Gran Canaria’s debut feature Macu Machin transcends simple labels. It isn’t a documentary, yet it isn’t pure fiction either, because every moment depicted is grounded in real life. The film centers on Carmen Machín and her relatives Elsa Machín and Maura Pérez, the director’s mother and two aunts. The project grew from a fascination with bringing these three women together to confront a family taboo that has lingered for decades. Produced for a small cadre of Spanish presentations at the Berlinale, the movie travels outside the festival’s official competition. The director notes that fiction could serve as a form of catharsis, a way to process deep, lingering truths. The plot follows Elsa and Maura as they return to the island after twenty years, converging with Carmen in a bid to sort their parents’ estate. The reunion stirs long-suppressed conflicts, and Maura’s progressive illness intensifies the tension. For the trio, the act of making the film also served as therapy, one that defied expectations and found a surprising path to resolution.
Leaf litter lends dramatic weight to climate elements rather than natural forces alone. The eruption of Cumbre Vieja in the fall of 2021 occurred during filming, a moment many viewed as tragedy. The filmmaker concedes that the production became a powerful metaphor within the story, almost a fourth character in its own right. It symbolized the unspoken feelings of the protagonists, feelings tied to the lives led by women who carry the family burden. The island’s reality mirrors that found in many households: men seek opportunities abroad, while women stay to tend the land and uphold the family. The film serves as a tribute to those women and the quiet strength they embody.
Surviving in Fujimori’s Peru
Queens presents a tightly woven fiction that remains closely tied to the director’s biography. It is not claimed as a personal autobiography, yet it channels the emotions experienced during real life. Klaudia Reynicke explains that the project is not a direct recounting, but it captures the emotional core of a journey. The film was shown in competition in Germany, underscoring its international reception. The narrative traces a move from Lima to Europe undertaken when the director was a child, reflecting how language and cultural ties shifted over time. The work is co-produced by Inicia Films, a Spanish company known for recent successes in Latin American cinema and beyond. The movie navigates a family history shaped by migration and the upheavals that accompanied it, with reflections on a father learning to adapt as daughters left home for the United States with their mother, and the larger story of a family trying to stay connected as the world around them changed.

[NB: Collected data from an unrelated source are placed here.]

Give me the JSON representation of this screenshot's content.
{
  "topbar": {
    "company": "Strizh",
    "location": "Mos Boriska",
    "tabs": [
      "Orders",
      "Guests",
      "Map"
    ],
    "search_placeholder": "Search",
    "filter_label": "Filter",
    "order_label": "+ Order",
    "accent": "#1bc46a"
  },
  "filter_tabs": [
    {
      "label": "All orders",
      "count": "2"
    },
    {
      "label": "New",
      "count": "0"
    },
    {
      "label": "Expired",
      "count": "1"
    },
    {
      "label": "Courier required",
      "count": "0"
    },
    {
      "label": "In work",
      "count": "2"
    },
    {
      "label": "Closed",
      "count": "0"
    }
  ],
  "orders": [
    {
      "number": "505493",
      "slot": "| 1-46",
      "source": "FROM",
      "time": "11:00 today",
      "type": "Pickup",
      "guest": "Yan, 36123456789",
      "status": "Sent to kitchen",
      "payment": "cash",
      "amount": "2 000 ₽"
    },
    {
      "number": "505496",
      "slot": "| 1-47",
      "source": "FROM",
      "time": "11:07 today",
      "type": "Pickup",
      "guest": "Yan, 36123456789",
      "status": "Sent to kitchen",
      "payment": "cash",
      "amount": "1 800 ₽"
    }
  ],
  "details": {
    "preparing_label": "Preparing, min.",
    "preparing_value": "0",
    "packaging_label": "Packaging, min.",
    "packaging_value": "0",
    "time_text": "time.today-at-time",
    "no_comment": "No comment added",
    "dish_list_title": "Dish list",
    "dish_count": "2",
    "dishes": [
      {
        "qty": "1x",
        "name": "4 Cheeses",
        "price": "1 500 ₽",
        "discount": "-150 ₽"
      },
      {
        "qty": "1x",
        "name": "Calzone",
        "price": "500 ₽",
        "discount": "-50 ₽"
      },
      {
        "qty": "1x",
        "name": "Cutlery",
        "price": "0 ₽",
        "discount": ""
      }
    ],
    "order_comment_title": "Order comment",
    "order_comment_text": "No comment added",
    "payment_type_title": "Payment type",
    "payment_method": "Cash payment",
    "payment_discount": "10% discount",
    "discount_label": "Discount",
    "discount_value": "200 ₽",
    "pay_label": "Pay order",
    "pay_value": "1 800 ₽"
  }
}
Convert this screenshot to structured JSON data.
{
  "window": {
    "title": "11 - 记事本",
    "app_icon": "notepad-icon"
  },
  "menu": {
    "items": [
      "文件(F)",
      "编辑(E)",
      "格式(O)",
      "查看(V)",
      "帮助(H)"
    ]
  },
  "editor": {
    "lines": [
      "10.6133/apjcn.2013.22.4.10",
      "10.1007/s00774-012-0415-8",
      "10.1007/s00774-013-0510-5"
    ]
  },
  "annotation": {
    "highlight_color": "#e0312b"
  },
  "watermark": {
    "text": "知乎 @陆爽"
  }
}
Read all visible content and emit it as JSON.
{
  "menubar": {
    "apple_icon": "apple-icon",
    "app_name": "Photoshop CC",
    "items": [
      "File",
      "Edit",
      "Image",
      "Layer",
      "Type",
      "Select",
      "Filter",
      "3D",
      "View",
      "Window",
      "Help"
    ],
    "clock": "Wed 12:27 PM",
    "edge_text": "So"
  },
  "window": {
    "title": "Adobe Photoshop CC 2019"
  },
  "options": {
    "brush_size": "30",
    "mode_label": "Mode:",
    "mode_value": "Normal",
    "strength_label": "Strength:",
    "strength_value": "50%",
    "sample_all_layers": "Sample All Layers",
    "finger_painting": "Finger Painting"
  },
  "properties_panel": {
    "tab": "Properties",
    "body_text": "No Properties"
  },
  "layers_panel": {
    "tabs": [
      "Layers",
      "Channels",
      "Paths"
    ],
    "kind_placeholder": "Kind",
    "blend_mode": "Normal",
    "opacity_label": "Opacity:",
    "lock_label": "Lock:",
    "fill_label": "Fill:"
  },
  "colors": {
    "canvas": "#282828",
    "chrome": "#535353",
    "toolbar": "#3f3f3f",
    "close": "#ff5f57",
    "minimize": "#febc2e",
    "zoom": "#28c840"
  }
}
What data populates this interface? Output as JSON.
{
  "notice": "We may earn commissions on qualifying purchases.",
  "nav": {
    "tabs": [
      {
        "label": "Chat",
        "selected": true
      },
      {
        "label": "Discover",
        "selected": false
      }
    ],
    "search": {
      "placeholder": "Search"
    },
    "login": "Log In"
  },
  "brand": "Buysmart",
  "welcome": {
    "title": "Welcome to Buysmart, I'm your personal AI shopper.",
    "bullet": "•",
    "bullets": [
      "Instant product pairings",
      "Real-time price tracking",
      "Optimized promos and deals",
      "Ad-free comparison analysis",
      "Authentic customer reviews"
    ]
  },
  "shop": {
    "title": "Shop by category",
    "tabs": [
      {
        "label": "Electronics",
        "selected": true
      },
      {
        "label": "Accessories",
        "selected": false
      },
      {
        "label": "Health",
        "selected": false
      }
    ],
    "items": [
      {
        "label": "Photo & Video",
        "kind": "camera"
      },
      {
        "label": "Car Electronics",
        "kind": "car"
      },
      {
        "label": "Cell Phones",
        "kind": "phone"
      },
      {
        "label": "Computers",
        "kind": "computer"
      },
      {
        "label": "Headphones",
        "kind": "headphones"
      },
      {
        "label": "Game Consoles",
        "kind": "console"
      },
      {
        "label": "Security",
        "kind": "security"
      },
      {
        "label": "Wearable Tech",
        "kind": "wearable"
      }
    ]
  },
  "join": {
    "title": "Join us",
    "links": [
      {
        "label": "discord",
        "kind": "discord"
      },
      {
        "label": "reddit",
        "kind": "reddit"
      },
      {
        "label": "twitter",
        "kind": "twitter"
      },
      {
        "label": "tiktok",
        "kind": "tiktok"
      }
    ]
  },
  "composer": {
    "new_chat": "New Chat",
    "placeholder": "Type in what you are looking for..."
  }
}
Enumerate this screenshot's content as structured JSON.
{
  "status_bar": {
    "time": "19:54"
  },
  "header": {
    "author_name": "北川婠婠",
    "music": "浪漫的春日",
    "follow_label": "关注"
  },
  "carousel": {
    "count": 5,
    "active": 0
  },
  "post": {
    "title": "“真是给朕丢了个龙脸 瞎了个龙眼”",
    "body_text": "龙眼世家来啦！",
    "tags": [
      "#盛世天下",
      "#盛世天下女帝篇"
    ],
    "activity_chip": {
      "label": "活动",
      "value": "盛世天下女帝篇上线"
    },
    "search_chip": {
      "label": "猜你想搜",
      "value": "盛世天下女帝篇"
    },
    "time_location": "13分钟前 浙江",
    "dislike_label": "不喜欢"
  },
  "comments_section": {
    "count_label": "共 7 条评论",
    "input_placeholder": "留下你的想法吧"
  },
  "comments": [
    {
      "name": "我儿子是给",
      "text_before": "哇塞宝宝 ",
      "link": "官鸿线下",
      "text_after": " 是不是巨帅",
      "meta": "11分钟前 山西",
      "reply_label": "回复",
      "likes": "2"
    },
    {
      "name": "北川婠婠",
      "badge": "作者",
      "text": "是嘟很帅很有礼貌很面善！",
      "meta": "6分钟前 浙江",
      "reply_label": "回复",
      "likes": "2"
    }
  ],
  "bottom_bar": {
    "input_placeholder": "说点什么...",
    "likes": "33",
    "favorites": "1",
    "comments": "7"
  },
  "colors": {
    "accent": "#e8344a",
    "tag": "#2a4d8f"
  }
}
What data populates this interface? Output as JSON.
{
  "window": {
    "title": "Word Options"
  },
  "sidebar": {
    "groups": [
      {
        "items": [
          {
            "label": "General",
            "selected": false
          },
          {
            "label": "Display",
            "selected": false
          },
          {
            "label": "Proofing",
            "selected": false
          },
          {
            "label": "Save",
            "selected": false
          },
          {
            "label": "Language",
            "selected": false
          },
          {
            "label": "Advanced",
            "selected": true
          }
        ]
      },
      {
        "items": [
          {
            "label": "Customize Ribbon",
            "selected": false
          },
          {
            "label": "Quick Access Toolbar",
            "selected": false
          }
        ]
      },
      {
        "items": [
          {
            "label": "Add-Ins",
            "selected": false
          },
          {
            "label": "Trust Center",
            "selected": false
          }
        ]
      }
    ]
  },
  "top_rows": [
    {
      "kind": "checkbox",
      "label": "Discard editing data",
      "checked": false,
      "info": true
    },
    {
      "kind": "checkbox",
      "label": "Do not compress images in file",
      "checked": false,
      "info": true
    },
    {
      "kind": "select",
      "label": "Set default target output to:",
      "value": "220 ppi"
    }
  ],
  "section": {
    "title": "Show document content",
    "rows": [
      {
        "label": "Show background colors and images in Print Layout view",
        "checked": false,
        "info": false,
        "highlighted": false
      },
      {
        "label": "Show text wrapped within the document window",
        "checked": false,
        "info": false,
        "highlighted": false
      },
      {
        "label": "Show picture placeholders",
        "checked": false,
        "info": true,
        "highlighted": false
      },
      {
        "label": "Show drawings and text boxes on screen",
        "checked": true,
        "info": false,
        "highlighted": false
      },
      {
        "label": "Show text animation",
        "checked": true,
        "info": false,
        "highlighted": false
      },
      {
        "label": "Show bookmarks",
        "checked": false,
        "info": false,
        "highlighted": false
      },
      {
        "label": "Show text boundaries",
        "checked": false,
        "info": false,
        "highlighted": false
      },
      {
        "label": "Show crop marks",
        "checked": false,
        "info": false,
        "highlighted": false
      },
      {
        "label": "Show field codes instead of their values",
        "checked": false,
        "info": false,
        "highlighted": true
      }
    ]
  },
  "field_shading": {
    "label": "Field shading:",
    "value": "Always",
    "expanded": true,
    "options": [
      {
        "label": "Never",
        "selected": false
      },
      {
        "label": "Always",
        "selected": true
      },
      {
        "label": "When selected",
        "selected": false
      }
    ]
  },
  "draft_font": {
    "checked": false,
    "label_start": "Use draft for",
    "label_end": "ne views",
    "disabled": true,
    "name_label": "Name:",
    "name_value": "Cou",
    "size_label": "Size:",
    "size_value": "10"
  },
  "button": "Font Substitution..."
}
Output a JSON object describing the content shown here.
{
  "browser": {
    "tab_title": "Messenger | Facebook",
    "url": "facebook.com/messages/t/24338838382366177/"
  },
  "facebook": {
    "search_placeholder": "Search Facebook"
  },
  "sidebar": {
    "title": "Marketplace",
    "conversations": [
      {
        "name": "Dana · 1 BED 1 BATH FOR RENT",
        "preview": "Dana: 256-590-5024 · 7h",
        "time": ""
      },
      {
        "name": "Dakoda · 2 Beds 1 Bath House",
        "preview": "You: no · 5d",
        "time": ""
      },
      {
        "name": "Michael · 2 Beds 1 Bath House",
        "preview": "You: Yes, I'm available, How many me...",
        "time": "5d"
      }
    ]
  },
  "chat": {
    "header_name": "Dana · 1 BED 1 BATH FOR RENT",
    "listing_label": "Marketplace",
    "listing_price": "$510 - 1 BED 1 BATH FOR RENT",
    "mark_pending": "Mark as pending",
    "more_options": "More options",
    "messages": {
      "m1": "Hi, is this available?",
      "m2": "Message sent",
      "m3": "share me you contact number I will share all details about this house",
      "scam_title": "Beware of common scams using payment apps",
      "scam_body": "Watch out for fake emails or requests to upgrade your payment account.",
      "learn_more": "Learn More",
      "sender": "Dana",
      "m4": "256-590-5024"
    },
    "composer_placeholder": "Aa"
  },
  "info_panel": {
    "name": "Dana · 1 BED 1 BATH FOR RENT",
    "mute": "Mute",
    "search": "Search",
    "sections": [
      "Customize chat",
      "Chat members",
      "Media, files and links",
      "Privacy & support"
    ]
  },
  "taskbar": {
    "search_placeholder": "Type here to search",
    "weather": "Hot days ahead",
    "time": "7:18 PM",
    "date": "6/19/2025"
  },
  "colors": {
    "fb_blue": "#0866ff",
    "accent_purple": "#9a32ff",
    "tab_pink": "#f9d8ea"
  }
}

The filmmaker states that this is not a political film, yet the context of leaving a country under pressure is central. The portrayal resolves around the need to revisit and understand origins, especially the ways in which violence and social upheaval—along with inflation and political turmoil—shaped individual lives. The setting places the action amid a country haunted by violent episodes and the strain of leadership challenges. The director, whose third feature seeks to heal a personal connection to birthplace, notes a renewed sense of belonging, describing a journey toward a more integrated sense of self that encompasses Peruvian, Swiss, and American identities. Since becoming a parent, the drive to understand roots has grown stronger, and Queens largely satisfies that ongoing quest to discover where one comes from and where one is headed.